First, it’s negatives, as I see them. The sun. Apart from frying us — I don’t mean to sound hyperbolic when I say that, we live in Australia, or more specifically under a hole in the ozone layer, and as such can burn in as little as ten minutes during the suns worst, trust me, I have an app that tells me so — it also sets our country ablaze. It seems as though most of Australia is on fire at the moment, with little real relief on offer. 

Then there’s the heat itself; stifling and stuffy. The kind of heat that makes it hard to get around in. It becomes oppressive. If I spend too long in it I can feel the heat pressing down on me until I just want to collapse into a puddle of goo. It’s the kind of heat that hangs in the air, so that I feel as if I’m in a sauna breathing in big lungfuls of steam. 

Which brings us to sweat. The clammy feel of which is bad enough, but that also makes all my clothes prone to being victims of sweat stains, and me with them. 

Then there’s all the other little things. The grass becomes shrivelled and hard underfoot. There’s a constant glare reflecting from every surface. My car becomes an oven, the steering wheel impossible to touch. I’ve had shoes melt onto bitumen while I was wearing them.

In summer I feel perpetually uncomfortable, with no real relief on offer until I am once more in the cool embrace of air conditioning. For me, it’s a season to hide from, to wait out until the vengeful sun is once more laying waste to the opposite side of the globe. 

And yet, there’s an undeniable nostalgia to summer. 

I don’t know if it’s the long days or the time off over the holiday period, but summer feels like it did when I was younger, when time had a different meaning.

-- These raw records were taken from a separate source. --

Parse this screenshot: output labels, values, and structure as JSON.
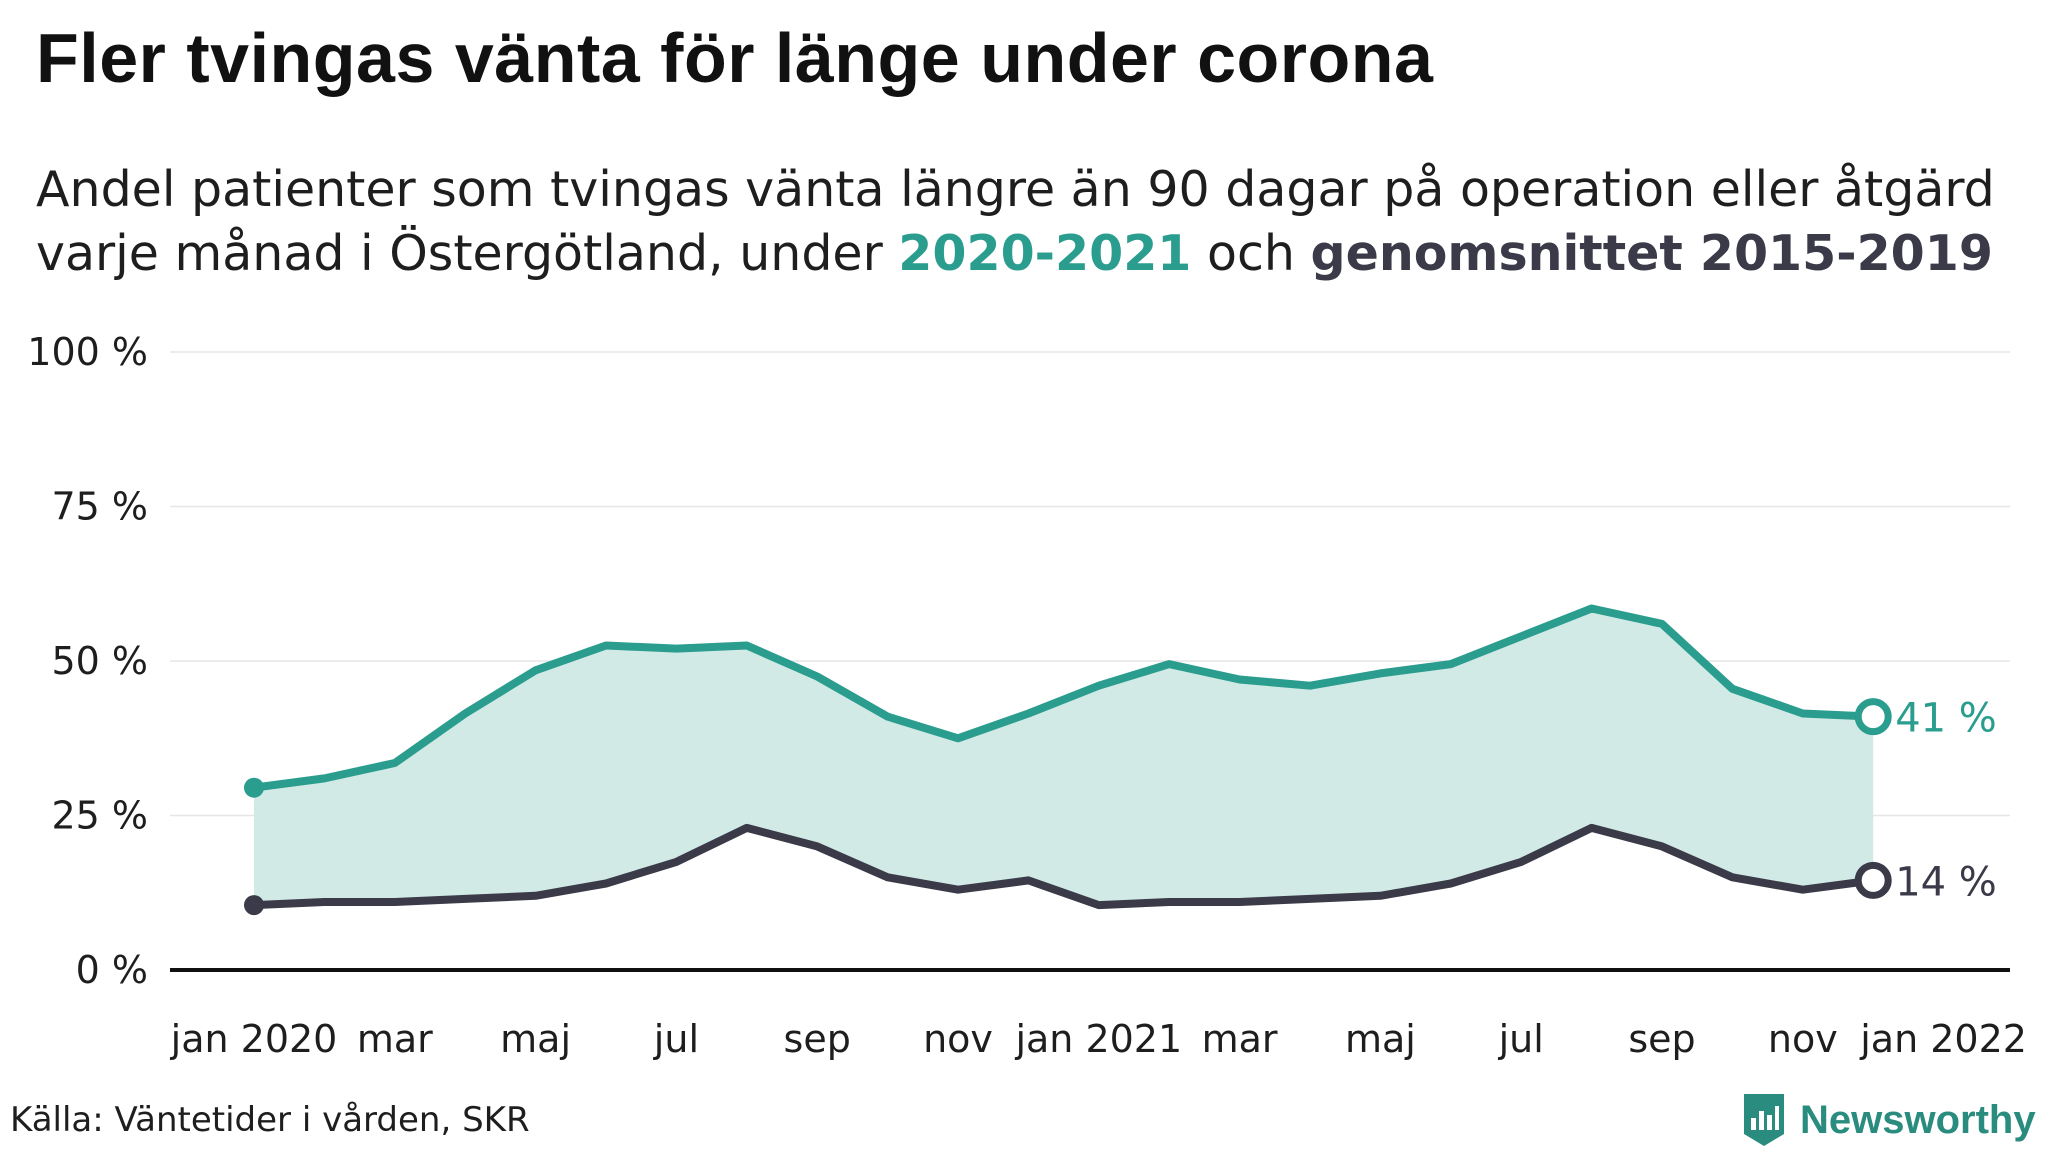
{
  "title": "Fler tvingas vänta för länge under corona",
  "subtitle": {
    "line1": "Andel patienter som tvingas vänta längre än 90 dagar på operation eller åtgärd",
    "line2_prefix": "varje månad i Östergötland, under ",
    "highlight_current": "2020-2021",
    "middle": " och ",
    "highlight_average": "genomsnittet 2015-2019"
  },
  "colors": {
    "current": "#2a9d8f",
    "average": "#3a3a48",
    "area": "#d1eae6",
    "grid": "#e6e6e6",
    "axis": "#111111"
  },
  "chart_data": {
    "type": "line",
    "x": [
      "2020-01",
      "2020-02",
      "2020-03",
      "2020-04",
      "2020-05",
      "2020-06",
      "2020-07",
      "2020-08",
      "2020-09",
      "2020-10",
      "2020-11",
      "2020-12",
      "2021-01",
      "2021-02",
      "2021-03",
      "2021-04",
      "2021-05",
      "2021-06",
      "2021-07",
      "2021-08",
      "2021-09",
      "2021-10",
      "2021-11",
      "2021-12"
    ],
    "x_tick_labels": [
      "jan 2020",
      "mar",
      "maj",
      "jul",
      "sep",
      "nov",
      "jan 2021",
      "mar",
      "maj",
      "jul",
      "sep",
      "nov",
      "jan 2022"
    ],
    "x_tick_dates": [
      "2020-01",
      "2020-03",
      "2020-05",
      "2020-07",
      "2020-09",
      "2020-11",
      "2021-01",
      "2021-03",
      "2021-05",
      "2021-07",
      "2021-09",
      "2021-11",
      "2022-01"
    ],
    "ylim": [
      0,
      100
    ],
    "y_ticks": [
      0,
      25,
      50,
      75,
      100
    ],
    "y_tick_labels": [
      "0 %",
      "25 %",
      "50 %",
      "75 %",
      "100 %"
    ],
    "grid": true,
    "series": [
      {
        "name": "2020-2021",
        "values": [
          29.5,
          31,
          33.5,
          41.5,
          48.5,
          52.5,
          52,
          52.5,
          47.5,
          41,
          37.5,
          41.5,
          46,
          49.5,
          47,
          46,
          48,
          49.5,
          54,
          58.5,
          56,
          45.5,
          41.5,
          41
        ],
        "end_label": "41 %"
      },
      {
        "name": "genomsnittet 2015-2019",
        "values": [
          10.5,
          11,
          11,
          11.5,
          12,
          14,
          17.5,
          23,
          20,
          15,
          13,
          14.5,
          10.5,
          11,
          11,
          11.5,
          12,
          14,
          17.5,
          23,
          20,
          15,
          13,
          14.5
        ],
        "end_label": "14 %"
      }
    ],
    "shaded_between_series": true
  },
  "source": "Källa: Väntetider i vården, SKR",
  "brand": {
    "name": "Newsworthy",
    "logo_icon": "newsworthy-logo-icon"
  }
}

When a single day could seem to last an eternity, which you could fill with a million different things.

I grew up in country Victoria, in an old weatherboard house —  half of which once had a life as part of a hospital — that sat on six acres of land. It sits there still. There has never been air conditioning in that house, and I don’t know if standing fans just weren’t as common when I was younger or if my parents simply refused to buy them, but they didn’t exist within our walls either. What did exist were six people. On the days when the sun was at its worst I remember sitting in the dark lounge room, the heavy awnings drawn, reading a book or watching tv, shirtless, aware of beads of sweat running down my sides. My brothers, sister, and Mum were usually doing the same, albeit it other rooms of the house, and it was only my Dad, despite being fairer than any of us, who would stubbornly brave the UV, determined not to “waste the day”. When I think of summer, that’s what I think of; and despite probably not being overly impressed with the situation when I was younger, nostalgia has worked its magic on those memories, raising them to something special and golden. The period of my life when I had time to just lie around with my family and read books. 

That too is summer for me.

Summer also contains within in it (at least for the country I live in) two other nostalgic elements. Christmas and New Years. I’ve noticed I’ve started doing this thing where when I say the word Christmas, I hit the r sound harder than needed. It gives the word a crisp sound, elevating it about the standard noun. I say it with revenance. Not because I believe a being we call Christ was born on December 25th, but because the celebration itself has become something to revere. It was always a highlight of the year when I was young, and it’s a highlight of my year now. I love it, and it too is inextricably linked to summer; as strange as I know that to be for my Austrian family members.

Likewise for the new year. The period where we get a reset. A chance to take stock, and plan for something more. That’s summer too.

As is ice cream. Cold beers in the park. Sport playing on the TV in the background. Late night walks in the fading sunlight. Forgetting what being cold feels like. The cool relief of diving into a pool of water. Or always having sufficient doses of vitamin D.

Summer may be my least favourite of the seasons, but it is…summer, and all the things that word contains. 

Maybe the polite way to put it is this: Summer is one of my top four favourite seasons.